The czar's army marched out of Hungary. The Austrian Field-Marshal Haynau had command
over life and death in the country. On his orders, the death sentence was carried out on
October 6 in Arad against thirteen generals by a hangman or -out of mercy- by a firing
squad. Perhaps, weighed against the great numbers of other victims, it is somewhat unfair
for us to mention the Arad Thirteen so frequently; the day of their martyrdom is a day of
national mourning, although another hundred or so died and thousands were imprisoned,
while tens of thousands drafted as common soldiers had to serve unpredictable numbers of
years in the godforsaken spots of the empire.
On October 6, 1849, the Austrians also executed in Pest Count Lajos Batthyány, the
former Prime Minister who had, however, counted on being a moderating element to the very
end. It is a question for psychologists to answer why Francis Joseph I afterwards kept the
painting of Batthyány's execution in the Burg apartments so that he could look at it
every day. Was he so imbued with hatred toward him? Or was he repenting in a peculiar way?
Both are plausible in an emperor with such a strange character.

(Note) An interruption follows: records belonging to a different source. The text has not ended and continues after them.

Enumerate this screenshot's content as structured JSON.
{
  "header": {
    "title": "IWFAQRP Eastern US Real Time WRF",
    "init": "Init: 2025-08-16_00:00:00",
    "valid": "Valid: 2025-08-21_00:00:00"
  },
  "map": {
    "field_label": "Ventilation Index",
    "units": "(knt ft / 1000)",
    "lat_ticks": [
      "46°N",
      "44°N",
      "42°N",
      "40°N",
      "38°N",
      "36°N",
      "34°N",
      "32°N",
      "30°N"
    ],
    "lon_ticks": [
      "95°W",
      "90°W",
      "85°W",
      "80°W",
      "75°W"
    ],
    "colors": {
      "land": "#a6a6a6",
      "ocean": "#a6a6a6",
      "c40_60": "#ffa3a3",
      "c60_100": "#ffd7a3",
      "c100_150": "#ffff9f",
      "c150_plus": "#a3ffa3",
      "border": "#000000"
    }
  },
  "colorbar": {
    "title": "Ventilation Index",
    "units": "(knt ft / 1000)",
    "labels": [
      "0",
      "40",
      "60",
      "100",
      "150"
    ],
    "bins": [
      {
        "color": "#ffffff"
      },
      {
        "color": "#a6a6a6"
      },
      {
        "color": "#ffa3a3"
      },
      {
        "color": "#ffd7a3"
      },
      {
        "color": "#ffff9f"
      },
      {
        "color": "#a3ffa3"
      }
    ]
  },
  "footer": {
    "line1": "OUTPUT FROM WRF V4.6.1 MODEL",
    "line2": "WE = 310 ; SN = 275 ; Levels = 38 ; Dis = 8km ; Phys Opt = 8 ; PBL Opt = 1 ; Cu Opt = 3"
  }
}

Haynau, who was also called Hyena of Brescia because of his earlier atrocities in
Italy, created an atmosphere that even Vienna soon could not stomach. The emperor relieved
him. On his last day, in his wounded fury, in a schizophrenic and capricious manner,
Haynau ordered immediate executions and performed unexpected acts of mercy at the same
time. His name and portrait were so well known, so widely spread throughout Europe at the
time that when he traveled as a private citizen, English longshoremen recognized him and
beat him up. At the end of his life -again a strange turn- he bought a village estate in
eastern Hungary and lived there as a meek landowner. Not so long ago, a researcher
collected fantastic tales about him and his family still being told by people living in
this area. In them, Haynau is a Dracula-like vampire.